I just went thru this issue last year. Tried 3 different bulbs, at thirty bucks a pop. They would work for a month then start the going off and on and I would have to replace them. Well finally got mad and just replaced the entire light. NO problems since I put the new light assembly in..........initial inspection didn't show any problem but installing the new one did the trick.


----------



## Ferg (Dec 17, 2002)

They have a kind of 'ballest' in them - we use them here in the shop/warehouse and what's happening is the ballest is overheating - when it gets too hot it shuts down and then cools back down it will come on again - 

Replace the ballest - if its the type than can be changed - otherwise your left with what Wally-eye guy had to do - replace it - 

ferg....


----------



## graybeard (Jan 4, 2006)

I just had trouble withe my light,Replace the photo eye on the very top of the light.It just twist off.
You can buy them at any hardware for about $8.00


----------



## FISHMANMARK (Jun 11, 2007)

I guess I'll start with the "photo eye", while I'm changing that, I check to see if the ballast is removable, if that doesn't work I'll replace it. With my luck, I'm sure I'll end up doing all three! 
thanks for the input


----------



## InTheRiver (May 15, 2006)

Oh man mine just went out the other night I hope its just the bulb


----------



## wally-eye (Oct 27, 2004)

Whats really funny is that an entire new mercury light isn't a heck of a lot more than a new bulb AND with the new light you get a new bulb with it.


----------



## jpollman (Jan 14, 2001)

wally-eye said:


> Whats really funny is that an entire new mercury light isn't a heck of a lot more than a new bulb AND with the new light you get a new bulb with it.


That's what I was going to say.

But it sounds like an overheating issue to me. There's probably a thermally protected ballast in it. When it gets too hot it shuts down and then cools off. When the temp falls to a safe level it comes back on. 

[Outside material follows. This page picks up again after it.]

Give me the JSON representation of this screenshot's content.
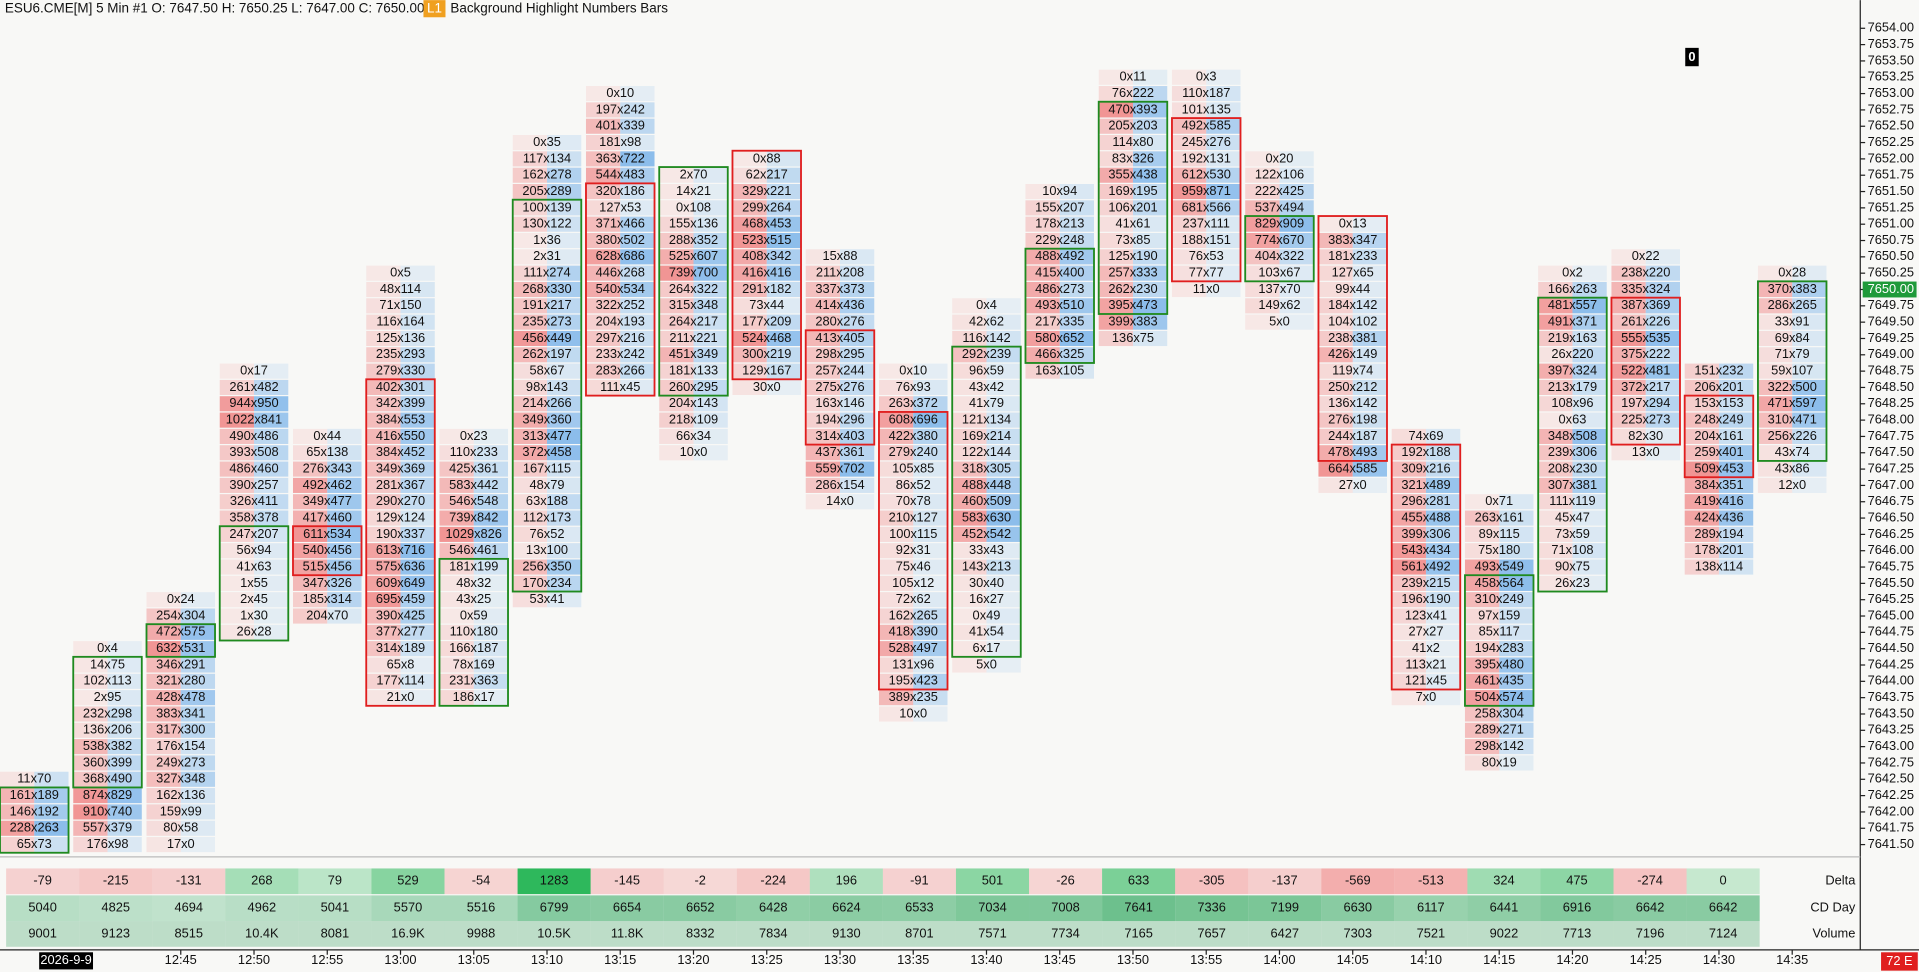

Hope it's a cheap fix for ya.

John


----------



## FISHMANMARK (Jun 11, 2007)

Jpollman, wally-eye - thanks. I always forget that saying, "spend a dollar to save a dime". Instead of screwing around for a complete weekend, new light it is...
Thanks


----------



## huntingmaniac45 (Nov 22, 2005)

Just for future reference. This situation is usally the bulb first, then the ballast. If it was the photo eye, it would probably stay on all the time, or not at all. But I agree, a new fixture gives you everything.


----------



## ESOX (Nov 20, 2000)

Replace the mercury light with a sodium light. (HPS) You will get better light with a huge savings in electricity.


----------



## outdoor_m_i_k_e (Feb 3, 2005)

ever check the bulb fluid? might be the problem


----------